Roberto Herlitzka rinnova il “miele” di Lucrezio con la complicità di Dante Alighieri

di | 11/05/2019

Al Salone del Libro di Torino Roberto Herlitzka, al suo esordio come traduttore, ha presentato in anteprima la sua versione di Tito Lucrezio Caro, La Natura (Libri I-IV), pubblicato da La Nave di Teseo.

A fianco del noto attore, un brillante Massimo Manca, che conosce bene Lucrezio perché da tempo insegna lingua e letteratura latina all’Università di Torino. La sua conversazione con Herlitzka è spigliata e priva di inutili convenevoli, al Salone del Libro i tempi stringono, ma tutti lo sanno, e vanno subito al dunque, in medias res. Tutto ruota attorno ad una questione centrale: come è nata l’idea di tradurre Lucrezio? E soprattutto perché tradurlo in terzine dantesche. Attualmente le traduzioni alle quali siamo abituati sono di tipo esegetico o addirittura divulgativo, mentre il linguaggio poetico scelto da Herlitzka non è facile, non si tratta certo di un italiano per tutti. Ma il mondo da cui proviene l’autore di questa traduzione in versi è il teatro, e il teatro è il luogo nel quale la poesia e il verso possono essere spesi in pubblico, persino oggi. In un certo senso, poi, anche Lucrezio amava il latino arcaico, e perciò perché non usare un italiano trecentesco, con qualche licenza al linguaggio poetico anche più recente?

Herlitzka ha studiato a Torino al d’Azeglio – ci tiene a ricordare questo dettaglio, visto che Torino è la città che ospita il Salone del libro – e il liceo classico è stato il luogo in cui nacque il suo amore per Dante, ma anche per gli altri classici, come Petrarca, Leopardi, Montale. L’idea di tradurre qualche verso di Lucrezio in endecasillabi fu all’inizio un passatempo, la distrazione di uno studente che sperimenta gli endecasillabi come puro esercizio di stile, o forse per gioco. Dapprima per amore di Dante, poi per amore di lui, di Lucrezio, ed una qualche parentela fra i due c’è, ed è stata ravvisata da alcuni ben prima che iniziasse questo lavoro di traduzione. Poi come sappiamo l’attore si trasferì a Roma, per studiare recitazione, e fra i suoi maestri ci fu Orazio Costa, che apriva le menti quando leggeva Dante.

L’amore per Dante, però, non poteva sopperire ad una conoscenza del latino che non era quella del filologo di professione, e perciò Herlitzka confessa serenamente al professor Massimo Manca che non è partito da zero, ma che si è servito di una traduzione molto letterale del De Rerum Natura, l’edizione scolastica della collana Avia Pervia. Purtroppo, però, specialmente nel IV libro, certi passaggi che hanno a che vedere con l’eros e la sessualità sono stati omessi (Autocensura? Gli studenti non devono leggere certe cose?), perciò, soprattutto in questo libro, il riferimento è stata la traduzione italiana di Armando Fellin. Con uno sguardo ammiccante, e qui traspare l’animo dell’attore, Herlitzka ci dice che ora spera di terminare la resa in versi e di completare così questa traduzione che ha condotto, poco per volta, durante una vita intera.
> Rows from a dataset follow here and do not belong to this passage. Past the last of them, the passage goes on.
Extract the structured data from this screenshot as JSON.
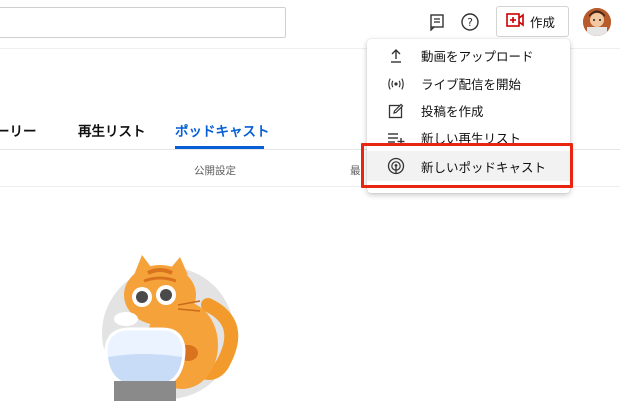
{
  "header": {
    "search": {
      "placeholder": ""
    },
    "feedback_icon": "feedback-icon",
    "help_icon": "help-icon",
    "create_label": "作成",
    "avatar": "avatar"
  },
  "tabs": [
    {
      "label": "ーリー"
    },
    {
      "label": "再生リスト"
    },
    {
      "label": "ポッドキャスト",
      "active": true
    }
  ],
  "columns": {
    "visibility": "公開設定",
    "date": "最"
  },
  "menu": {
    "items": [
      {
        "label": "動画をアップロード",
        "icon": "upload-icon"
      },
      {
        "label": "ライブ配信を開始",
        "icon": "live-icon"
      },
      {
        "label": "投稿を作成",
        "icon": "edit-icon"
      },
      {
        "label": "新しい再生リスト",
        "icon": "playlist-add-icon"
      },
      {
        "label": "新しいポッドキャスト",
        "icon": "podcast-icon",
        "highlighted": true
      }
    ]
  },
  "colors": {
    "accent": "#065fd4",
    "highlight": "#e8250f",
    "create_icon": "#cc0000"
  }
}
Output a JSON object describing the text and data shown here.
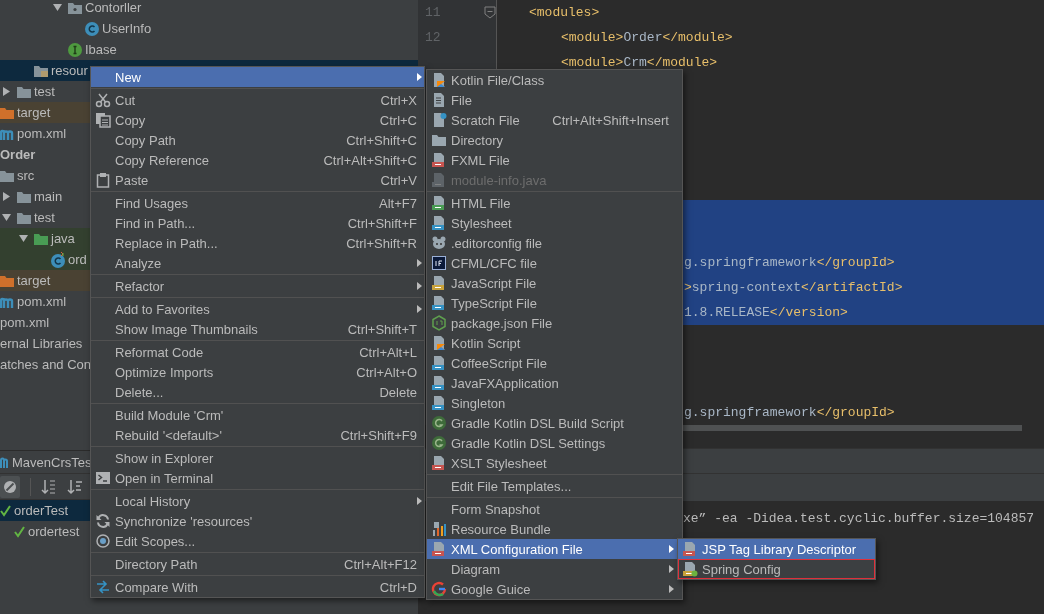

Poi l’attore si alza in piedi, ed inizia a leggere le terzine della sua traduzione, un senso del ritmo, una forza, anche Manca, che è abituato alla metrica dei versi latini, e segue il testo originale che ha portato con sé, alza lo sguardo sorpreso. Sono cinque i passaggi scelti da Herlitzka per il pubblico del Salone del Libro:

quello in cui si dice che gli dei, beati, non si curano delle faccende umane;

l’inutile sacrificio di Ifigenia per consentire la facile partenza delle navi greche;

il sacrificio del vitello agli dei, immolato sugli altari dei divini santuari;

il pulviscolo atmosferico, che si muove in tutte le direzioni illuminato dalla luce del sole, al quale vengono paragonati gli atomi, che fluiscono incessantemente nello spazio infinito;

ed infine, il quinto brano, che certamente molti di voi ricorderanno di aver tradotto nelle lunghe ore di latino trascorse al liceo. Quello in cui si descrive il bambino malato, al quale il medico consegna un farmaco amaro (absinthia). Il bordo del bicchiere viene addolcito con del miele. Lucrezio, con i suoi versi, vuole raccontare il messaggio del suo maestro, Epicuro, in modo dolce, ed anche noi adulti, che da anni non affrontiamo la lettura in lingua latina di quei versi, non possiamo però non ricordare quell’immagine: dulci contingere melle.